Question

Find the value of the expression $\cos {{570}^{\circ }}$.

Answer 1

Hint: Cosine function is positive in 1st and 4th quadrant and negative in 2nd and 3rd quadrant. And if the angle inside the trigonometric function is of type $\dfrac{n\pi }{2}\pm \theta $ (where n is an odd), then change cos to sin, otherwise if angle is of type $n\pi \pm \theta $ , then do not change the trigonometric function, use these rules to solve the given problem. Use the value of $\cos \dfrac{\pi }{6}$ as $\dfrac{\sqrt{3}}{2}$ .

Complete step-by-step answer:

Given expression in the problem is $\cos {{570}^{\circ }}$

Let us suppose the value of the given expression is ‘M’ we can write equation as

M = $\cos {{570}^{\circ }}............\left( i \right)$

Now we can observe that the angle involved in the above expression is not lying in ${{0}^{\circ }}$ to ${{90}^{\circ }}$ i.e. not acute angle and we have known values of trigonometric function only in ${{0}^{\circ }}$ to ${{90}^{\circ }}$ . It means we have to convert the given angle to acute angle form with the help of some trigonometric identities.
Hence, let us divide the given expression by ${{180}^{\circ }}$ , so, that we can write the given angle in form of sum of angle which is multiple of ${{180}^{\circ }}$ in following way:

${{570}^{\circ }}={{180}^{\circ }}\times 3+{{30}^{\circ }}...............\left( ii \right)$

Now, as we know the radian representation of ${{180}^{\circ }}$ is given as

$\pi $ radian = ${{180}^{\circ }}...............\left( iii \right)$

And with the help of above relation, we can rewrite the angle ${{30}^{\circ }}$ in radian form as well, given as

${{30}^{\circ }}=\dfrac{\pi }{6}radian..............\left( iv \right)$

Hence, we can rewrite the expression (ii) with the help of equations (iii) and (iv) as

$570=3\pi +\dfrac{\pi }{6}................\left( v \right)$

Now, we can put the angle ${{570}^{\circ }}$ as $3\pi +\dfrac{\pi }{6}$ to the equation(i). So, we get

$M=\cos \left( 3\pi +\dfrac{\pi }{6} \right)............\left( v \right)$

Now, as we know the quadrant angles are defined as

Now, we can apply the trigonometric rules for conversion of trigonometric expressions by changing its angle.

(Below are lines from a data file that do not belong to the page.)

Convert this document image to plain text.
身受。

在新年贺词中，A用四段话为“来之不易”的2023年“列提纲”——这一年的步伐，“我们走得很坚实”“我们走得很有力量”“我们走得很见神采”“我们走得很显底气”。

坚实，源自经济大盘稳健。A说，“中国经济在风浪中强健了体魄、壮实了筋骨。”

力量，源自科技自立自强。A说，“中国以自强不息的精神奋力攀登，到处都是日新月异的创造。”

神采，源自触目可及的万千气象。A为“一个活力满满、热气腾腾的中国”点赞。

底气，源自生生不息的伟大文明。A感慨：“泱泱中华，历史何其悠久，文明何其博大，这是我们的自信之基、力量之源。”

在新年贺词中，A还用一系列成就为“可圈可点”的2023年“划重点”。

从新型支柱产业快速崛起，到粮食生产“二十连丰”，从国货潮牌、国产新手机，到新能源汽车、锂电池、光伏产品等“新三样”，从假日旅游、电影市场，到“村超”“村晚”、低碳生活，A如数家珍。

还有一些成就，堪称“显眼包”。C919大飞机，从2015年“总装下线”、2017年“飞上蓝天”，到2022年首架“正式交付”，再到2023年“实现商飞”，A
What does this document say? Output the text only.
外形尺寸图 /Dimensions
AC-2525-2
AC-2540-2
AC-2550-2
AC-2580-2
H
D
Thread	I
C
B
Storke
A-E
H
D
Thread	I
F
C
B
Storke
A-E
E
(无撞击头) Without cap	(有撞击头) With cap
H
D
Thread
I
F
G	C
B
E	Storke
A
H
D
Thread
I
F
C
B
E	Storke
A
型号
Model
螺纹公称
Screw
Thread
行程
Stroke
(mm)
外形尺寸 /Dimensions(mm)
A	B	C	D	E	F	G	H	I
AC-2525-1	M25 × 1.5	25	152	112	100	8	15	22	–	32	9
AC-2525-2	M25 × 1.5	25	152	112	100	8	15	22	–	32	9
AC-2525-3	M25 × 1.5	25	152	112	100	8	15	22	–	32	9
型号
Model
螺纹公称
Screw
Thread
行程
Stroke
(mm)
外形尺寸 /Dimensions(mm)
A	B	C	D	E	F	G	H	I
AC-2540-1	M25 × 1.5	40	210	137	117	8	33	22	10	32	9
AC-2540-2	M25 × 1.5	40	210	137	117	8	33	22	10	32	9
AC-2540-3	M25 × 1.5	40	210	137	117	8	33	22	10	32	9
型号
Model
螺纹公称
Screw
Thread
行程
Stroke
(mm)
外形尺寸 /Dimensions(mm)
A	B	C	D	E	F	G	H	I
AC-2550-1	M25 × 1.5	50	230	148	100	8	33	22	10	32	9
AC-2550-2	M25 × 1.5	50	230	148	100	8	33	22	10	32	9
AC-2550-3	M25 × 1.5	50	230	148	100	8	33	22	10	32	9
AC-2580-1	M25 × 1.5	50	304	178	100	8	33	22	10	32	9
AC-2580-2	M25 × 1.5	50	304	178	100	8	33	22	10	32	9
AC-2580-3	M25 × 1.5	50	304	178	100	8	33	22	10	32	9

Now, we can observe that the angle $\left( 3\pi +\dfrac{\pi }{6} \right)$ will lie in 3rd quadrant because angle $3\pi $ will lie at the same position where $\pi $is lying if we rotate ${{360}^{\circ }}$ or $2\pi $ from the position of $\pi $ , and we are adding $\dfrac{\pi }{6}$ to $3\pi $ ,it means the result will lie in 3rd quadrant.

Now, as the angle is lying in the third quadrant and we know very well, cosine function is negative in the third quadrant, so conversion of cos by changing angle will affect the sign of resultant and hence, we get negative sign while conversion.

And as the angle $\left( 3\pi +\dfrac{\pi }{6} \right)$ is written by involvement of angle $3\pi $ which is a multiple of $'\pi '$ , it means the trigonometric function will remain same as per the rules of conversion of trigonometric functions by changing their angles.

Hence, we can write the identities according to the above concepts as

$\begin{align}

  & \cos \left( \pi +\theta \right)=-\cos \theta \\

 & \cos \left( 3\pi +\theta \right)=-\cos \theta \\

 & \cos \left( 5\pi +\theta \right)=-\cos \theta \\

 & \text{. }\text{. }\text{. }\text{. }\text{.} \\

 & \text{. }\text{. }\text{. }\text{. }\text{.} \\

 & \text{. }\text{. }\text{. }\text{. }\text{.} \\

 & \text{. }\text{. }\text{. }\text{. }\text{.} \\

 & \cos \left( n\pi +\theta \right)=-\cos \theta \\

\end{align}$

Where, n is an odd integer.

Hence, using the equation(vi), we get

$M=\cos \left( 3\pi +\dfrac{\pi }{6} \right)=-\cos \dfrac{\pi }{6}$

Now, we know the value of $\cos \dfrac{\pi }{6}$ is $\dfrac{\sqrt{3}}{2}$ ; so, we get

$M=-\dfrac{\sqrt{3}}{2}$

$\cos {{570}^{\circ }}=\dfrac{-\sqrt{3}}{2}$

Hence, $\dfrac{-\sqrt{3}}{2}$ is the answer.

Note: One can apply the trigonometric identity with the given expression directly without changing the angles in radian form. It is done in the solution because we are more familiar with the trigonometric relation given in solution in radian form only. So, don’t confuse with that part of the solution, you can evaluate the given expression by using degree of angle as well.
We can write $\cos 570$ as $\cos \left( 7\times 70-60 \right)$ and hence, we can get value of this expression as $\cos \left( 7\pi -60 \right)=-\sin {{60}^{\circ }}=\dfrac{-\sqrt{3}}{2}$